Admittedly, this is one area I could do with an upgrade on though as it’s not the best in terms of water resistance! I’ve got my eyes on something from Odlo like this zeroweight pro warm reflect running jacket.
The important points to consider here are of course water and wind resistance, as well as keeping it as lightweight as possible.
To cope with low-light and night running, I’ve got a couple of different head torches, as well as a small handheld torch.
The head torch gives me a wider, directional arc of light, and I sometimes use a small handheld LED torch to give me specific pointable direct light that I use to help avoid sudden holes, tree roots, ditches, etc…
I used a Petzl Tikkina Headlamp which has around 150-200 lumens of brightness and a wide beam. The handheld LED torch is really small, and takes a single AAA battery. It’s perfect for pointing right out in front of me, or ahead for a bit of extra brightness.
Hands / Gloves / Underwear
For gloves, I use thin polyester fabric types with grippy palm/fingers. Trying to hold things or tie shoelaces with thick gloves in an almost impossible task. Thin gloves help here to retain as much agility in the fingers as possible.
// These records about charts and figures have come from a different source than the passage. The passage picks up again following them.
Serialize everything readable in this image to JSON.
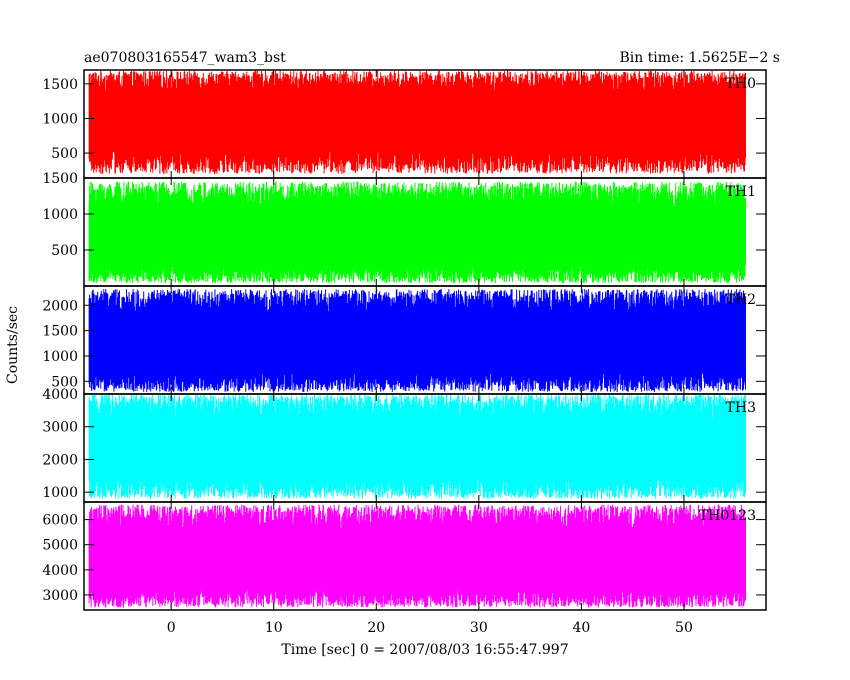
{
  "header": {
    "left_title": "ae070803165547_wam3_bst",
    "right_title": "Bin time: 1.5625E−2 s"
  },
  "chart_data": {
    "type": "line",
    "xlabel": "Time [sec] 0 = 2007/08/03 16:55:47.997",
    "ylabel": "Counts/sec",
    "xlim": [
      -8.5,
      58.0
    ],
    "x_data_range": [
      -8.0,
      56.0
    ],
    "x_ticks": [
      0,
      10,
      20,
      30,
      40,
      50
    ],
    "x_tick_labels": [
      "0",
      "10",
      "20",
      "30",
      "40",
      "50"
    ],
    "bin_time": 0.015625,
    "panels": [
      {
        "name": "TH0",
        "color": "#ff0000",
        "ylim": [
          140,
          1700
        ],
        "y_ticks": [
          500,
          1000,
          1500
        ],
        "y_tick_labels": [
          "500",
          "1000",
          "1500"
        ],
        "mean": 1000,
        "low": 200,
        "high": 1690
      },
      {
        "name": "TH1",
        "color": "#00ff00",
        "ylim": [
          0,
          1500
        ],
        "y_ticks": [
          500,
          1000,
          1500
        ],
        "y_tick_labels": [
          "500",
          "1000",
          "1500"
        ],
        "mean": 640,
        "low": 40,
        "high": 1450
      },
      {
        "name": "TH2",
        "color": "#0000ff",
        "ylim": [
          250,
          2380
        ],
        "y_ticks": [
          500,
          1000,
          1500,
          2000
        ],
        "y_tick_labels": [
          "500",
          "1000",
          "1500",
          "2000"
        ],
        "mean": 1200,
        "low": 290,
        "high": 2320
      },
      {
        "name": "TH3",
        "color": "#00ffff",
        "ylim": [
          700,
          4000
        ],
        "y_ticks": [
          1000,
          2000,
          3000,
          4000
        ],
        "y_tick_labels": [
          "1000",
          "2000",
          "3000",
          "4000"
        ],
        "mean": 2300,
        "low": 800,
        "high": 4000
      },
      {
        "name": "TH0123",
        "color": "#ff00ff",
        "ylim": [
          2400,
          6700
        ],
        "y_ticks": [
          3000,
          4000,
          5000,
          6000
        ],
        "y_tick_labels": [
          "3000",
          "4000",
          "5000",
          "6000"
        ],
        "mean": 4300,
        "low": 2500,
        "high": 6600
      }
    ]
  }
}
The main objective here is to make sure that they’re reasonably waterproof and don’t let too much air through. An extra bonus is they are capacitive touch ‘enabled’. That is they work with touchscreen devices. Very useful if you need to use a smartphone or capacitive touchscreen watch during a run.
I can only comment on men’s underwear for running, but the two that I’ve taken a liking to are Runderwear and Danish Endurance. The Danish Endurance briefs are more cotton, but they’ve not given me any chafing issues.
The Runderwear briefs have a grippy inner lining that prevent them from riding up your legs. I use these for longer runs, but in terms of general comfort I prefer the Danish Endurance ones.
Using layers in Winter is key, as is keeping the layers air tight and of a material that is as moisture wicking as possible.